Last but certainly not least is energy equipment provider Dril-Quip Corp. DRQ specializing in subsea equipment and services. The company raised 2013 yearly earnings guidance twice during the year. More importantly, as of the last quarter's earnings release, the company's reported backlog was up 54% year-over-year and the subsea tree awards estimated for 2014 are up 50%+. I believe DRQ could easily grow revenues by 40-50% in 2014. If the company can maintain margins in the realm of 25% in 2014, it would grow earnings by another 40%+ in 2014. That would put estimated earnings at $5.80/share. If the market continues to reward DRQ's growth outlook with a P/E=30, that would push the stock to $174/share by year-end 2014: over 50% above its recent trading level. I love this company.

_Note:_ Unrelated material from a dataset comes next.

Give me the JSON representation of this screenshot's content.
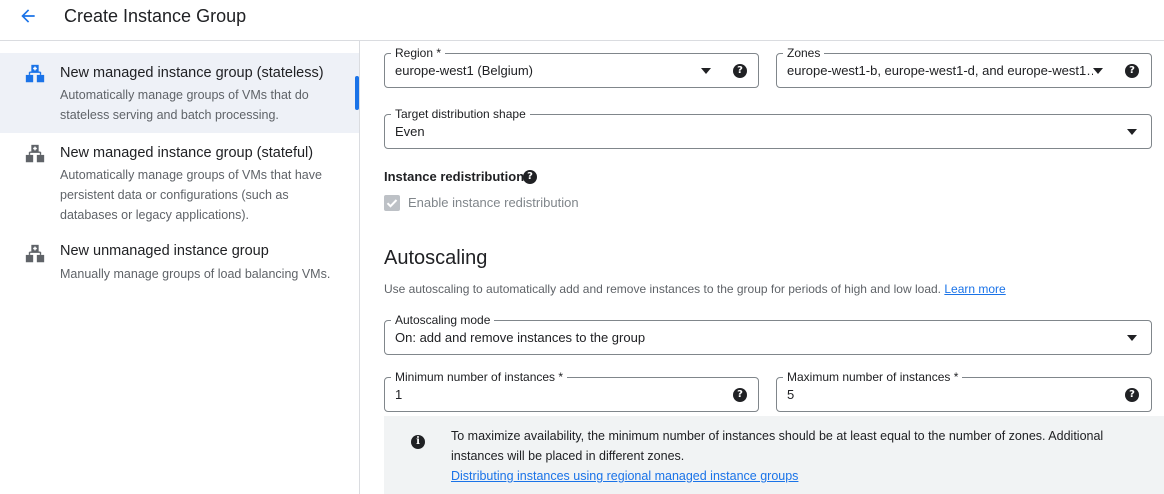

A recent article in Investor's Business Daily discusses how Dril-Quip is riding the rising wave of global offshore drilling. Of particular interest is a near-term contract for the North Sea's Catcher project which FBR Capital says has come down to a dog fight between General Electric (NYSE:GE) and Dril-Quip. If DRQ wins the award, it just might be the catalyst to spur GE to make the long rumored takeover of DRQ. Drill-Quip currently sports a PE of 29.
Summary & Conclusions
While I prefer to invest in the stocks of high quality dividend paying oil and gas companies, and I believe the 2014 outlook for these companies is very good, the small portion of my portfolio I devote to non-dividend paying high growth companies can be much more fun to follow. The four companies mentioned in this article all have high growth prospects for 2014. These companies definitely represent a high risk/reward proposition: the highest possible returns carry above average risk.
Let me end this article by wishing all of my readers and followers a Happy Holiday Season, a healthy and prosperous New Year, and peace in your lives. Thank you for reading my 2013 articles and I look forward to reading all of your comments in 2014.
Additional disclosure: I am an engineer, not a CFA. The information and data presented in this article was obtained from company documents and/or sources believed to be reliable, but has not been independently verified. Therefore, the author cannot guarantee its accuracy. Please do your own research and contact a qualified investment advisor. I am not responsible for investment decisions you make. Thanks for reading and good luck!